Book (ARC) review: The Silence in her Eyes by Armando Lucas Correa

Wednesday, January 17, 2024 Permalink

I bookmarked the opening sentences of The Silence in her Eyes by Armando Lucas Correa.

On my eight birthday, the world came to a standstill. My mother’s face became a portrait of pain. My father’s face vanished forever.

The story is narrated by Leah, a woman with akinetopsia – or motion blindness. She explains that images stay with her, like photographs. Then she blinks and there’s a new image. It impacts on the way her story unfolds, the way Correa describes her world, what she sees and what she perceives.

Book (ARC) review: The Silence in her Eyes by Armando Lucas CorreaThe Silence in Her Eyes
by Armando Lucas Correa
Published by Simon & Schuster Australia
on 31/01/2023
Source: Simon & Schuster
Genres: Thriller / Suspense
ISBN: 9781761424427
Pages: 272

Leah has been living with akinetopsia, or motion blindness, since she was a child. For the last twenty years, she hasn’t been able to see movement. As she walks around her upper Manhattan neighborhood with her white stick tapping in front, most people assume she’s blind. But the truth is Leah sees a good deal, and with her acute senses of smell and hearing, very little escapes her notice.

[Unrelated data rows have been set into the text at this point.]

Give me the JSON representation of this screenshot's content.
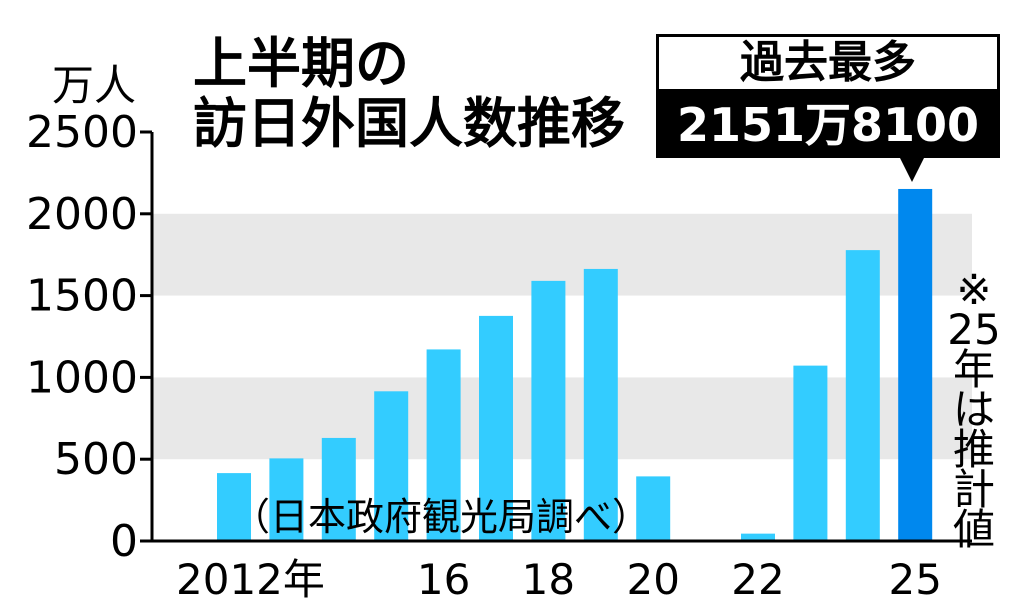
{
  "chart_data": {
    "type": "bar",
    "title_lines": [
      "上半期の",
      "訪日外国人数推移"
    ],
    "unit": "万人",
    "ylim": [
      0,
      2500
    ],
    "y_ticks": [
      0,
      500,
      1000,
      1500,
      2000,
      2500
    ],
    "y_tick_labels": [
      "0",
      "500",
      "1000",
      "1500",
      "2000",
      "2500"
    ],
    "categories": [
      "2012",
      "2013",
      "2014",
      "2015",
      "2016",
      "2017",
      "2018",
      "2019",
      "2020",
      "2021",
      "2022",
      "2023",
      "2024",
      "2025"
    ],
    "x_tick_labels": [
      {
        "category": "2012",
        "label": "2012年"
      },
      {
        "category": "2016",
        "label": "16"
      },
      {
        "category": "2018",
        "label": "18"
      },
      {
        "category": "2020",
        "label": "20"
      },
      {
        "category": "2022",
        "label": "22"
      },
      {
        "category": "2025",
        "label": "25"
      }
    ],
    "values": [
      415,
      505,
      630,
      915,
      1171,
      1376,
      1590,
      1663,
      395,
      5,
      45,
      1072,
      1778,
      2151.81
    ],
    "highlight_category": "2025",
    "bar_color": "#33ccff",
    "highlight_color": "#0088ee",
    "band_color": "#e8e8e8",
    "callout": {
      "top": "過去最多",
      "bottom": "2151万8100人"
    },
    "note": [
      "※",
      "25",
      "年",
      "は",
      "推",
      "計",
      "値"
    ],
    "source": "（日本政府観光局調べ）"
  }
}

She has a quiet, orderly life, with little human contact beyond her longtime housekeeper, her doctor, and her elderly neighbor. That all changes when Alice moves into the apartment next door and Leah can immediately smell the anxiety wafting off her. Worse, Leah can’t help but hear Alice and a late-night visitor engage in a violent fight. Worried, she befriends her neighbor and discovers that Alice is in the middle of a messy divorce from an abusive husband.

Then one night, Leah wakes up to someone in her apartment. She blacks out and in the morning is left wondering if she dreamt the episode. And yet the scent of the intruder follows her everywhere. And when she hears Alice through the wall pleading for her help, Leah makes a decision that will test her courage, her strength, and ultimately her sanity.

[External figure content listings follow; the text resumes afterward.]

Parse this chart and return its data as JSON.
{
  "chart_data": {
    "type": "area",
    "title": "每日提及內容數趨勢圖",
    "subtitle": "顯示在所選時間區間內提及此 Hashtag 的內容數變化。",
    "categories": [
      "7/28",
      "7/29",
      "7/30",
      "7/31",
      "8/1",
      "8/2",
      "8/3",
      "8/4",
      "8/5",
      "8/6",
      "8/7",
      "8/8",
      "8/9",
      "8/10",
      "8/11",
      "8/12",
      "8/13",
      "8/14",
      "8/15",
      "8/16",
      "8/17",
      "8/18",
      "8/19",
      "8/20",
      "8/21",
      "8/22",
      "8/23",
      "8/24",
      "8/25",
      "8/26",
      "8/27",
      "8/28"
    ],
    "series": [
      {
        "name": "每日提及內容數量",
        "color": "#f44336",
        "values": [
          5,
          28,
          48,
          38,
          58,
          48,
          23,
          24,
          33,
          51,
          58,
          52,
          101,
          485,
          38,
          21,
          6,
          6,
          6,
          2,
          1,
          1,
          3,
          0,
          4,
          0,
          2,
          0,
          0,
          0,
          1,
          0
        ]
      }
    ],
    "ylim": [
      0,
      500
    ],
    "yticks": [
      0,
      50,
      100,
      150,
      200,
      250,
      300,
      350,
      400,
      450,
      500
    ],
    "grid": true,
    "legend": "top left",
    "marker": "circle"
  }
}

Leah’s world is small and she’s mostly content for it to stay that way, although hoping one day for love and a family. And, of course, for her condition to be reversed. Her mother has recently died when we first meet Leah and she’s reluctant to receive sympathy, preferring to get on with life. But her predictable world is interrupted by the arrival of Alice.

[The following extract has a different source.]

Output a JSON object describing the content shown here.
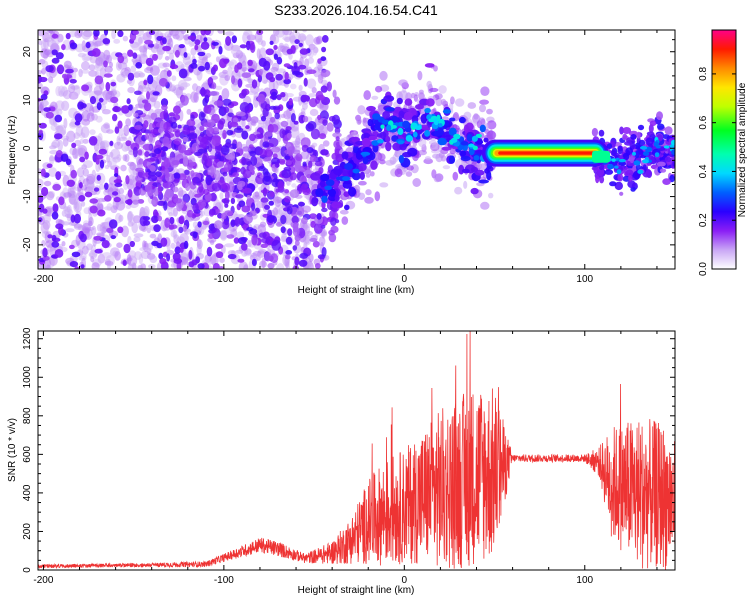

As this all unfolds from Leah’s point of view our only insight into her is through the way she sees the world, and the way others respond. Antonia, who’s cared for Leah much of her life expresses concern at times and there’s a sense of something lurking just beneath the narrative. We know that there was a tragedy attached to Leah’s father’s death but don’t know what for much of the novel. It’s linked to Leah’s motion-blindness… the cause, we assume. But there are occasional references to other incidents or stressful periods, that required Leah’s mother to devote her life to caring for her daughter.

Alice piques Leah’s interest and her arrival coincides with a sense she’s being watched or there’s a threat lurking in some way so she assumes it to be related. She likes the idea of being Alice’s confidante and saviour, someone depending on her rather than the reverse (which it’s been for much of her life).

What I assumed to be the climax comes a little earlier than expected. Which of course means the story isn’t done and the direction in which Correa takes this upped the ante for me. Before that it felt a little slow and predictable. We assume Alice is scamming Leah or ‘using’ her – there are far too many coincidences and unanswered questions. And in some ways what we expect comes to fruition, but then Correa throws in a huge curve ball. Like… massive and this book becomes something quite different. And – for me – it ends on that high. With shock or surprise still registering and leaving us perhaps a little breathless.

The Silence in her Eyes by Armando Lucas Correa will be published in Australia by Simon & Schuster in late January 2024.

I received an advance copy of this book from the publisher for review purposes.